Jaye combed through documents in the Historical Society achieves in the Holden House annex on the property, as well as through two boxes full of photographs the society received from the family when Eleanor Holden Schutt, the youngest daughter, died in 2017.
“After her passing, her grandson called because he wanted to know if we wanted any of her effects,” Historical Society President Mary Ann Clark said. “She had a very extensive collection of mortars and pestles, which I took a few of. ... I did get a few personal effects, which made me very happy that we finally had something that belonged to the Holdens in the Holden House.”
After getting County Administrator Craig Coffey to approve the forms, Jaye sent the request for the home to be on the National Register in July. Jaye traveled to Tallahassee to represent the property and speak about its historical value at a Florida National Register Review Board meeting on Aug. 9.

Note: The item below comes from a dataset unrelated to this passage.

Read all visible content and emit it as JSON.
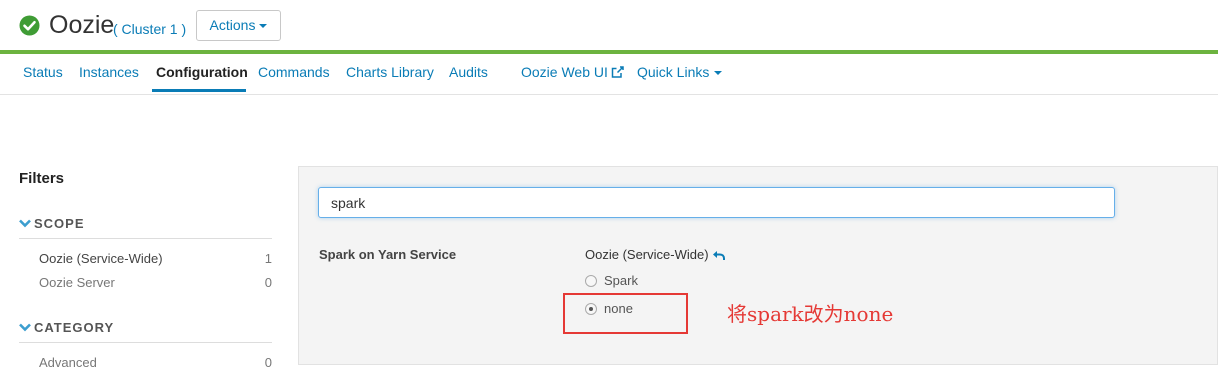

“There were a couple questions back and forth, and then they made a unanimous decision to accept it,” Jaye said. “I felt pretty good because it was kind of like wrapping up a conclusion to a project that I was working on for several months.”
There’s still one step in the approval process left, but Jaye said he’s hopeful. He expects to be notified of the official decision from the National Register in Washington, D.C., sometime in the next month or so.
Though Jaye wasn’t able to meet the original Holdens, Clark met the youngest daughter, who, like her sister, followed in their father’s footsteps to become pharmacists. Clark said walking through the Holden House with Eleanor in October 2005 was a memorable experience.
As Historical Society member Bill Ryan filmed the tour, each room of the house would bring back different memories for Eleanor.
Eleanor said she loved growing up in a home that was so centrally located in Bunnell, as it was right across the street from the original courthouse, her father’s pharmacy, the family’s Methodist church and more.
In the video, Eleanor described how her mother, Ethel, was told that there was “a young, handsome bachelor coming on the train from Palatka.”
“He heard about a Mr. Smith in Bunnell needing a pharmacist,” Eleanor said about her father. “So, he came down here on a train, and here were about three ladies with an umbrella over their head and their long dresses, and mother was the one that got Tom Holden.”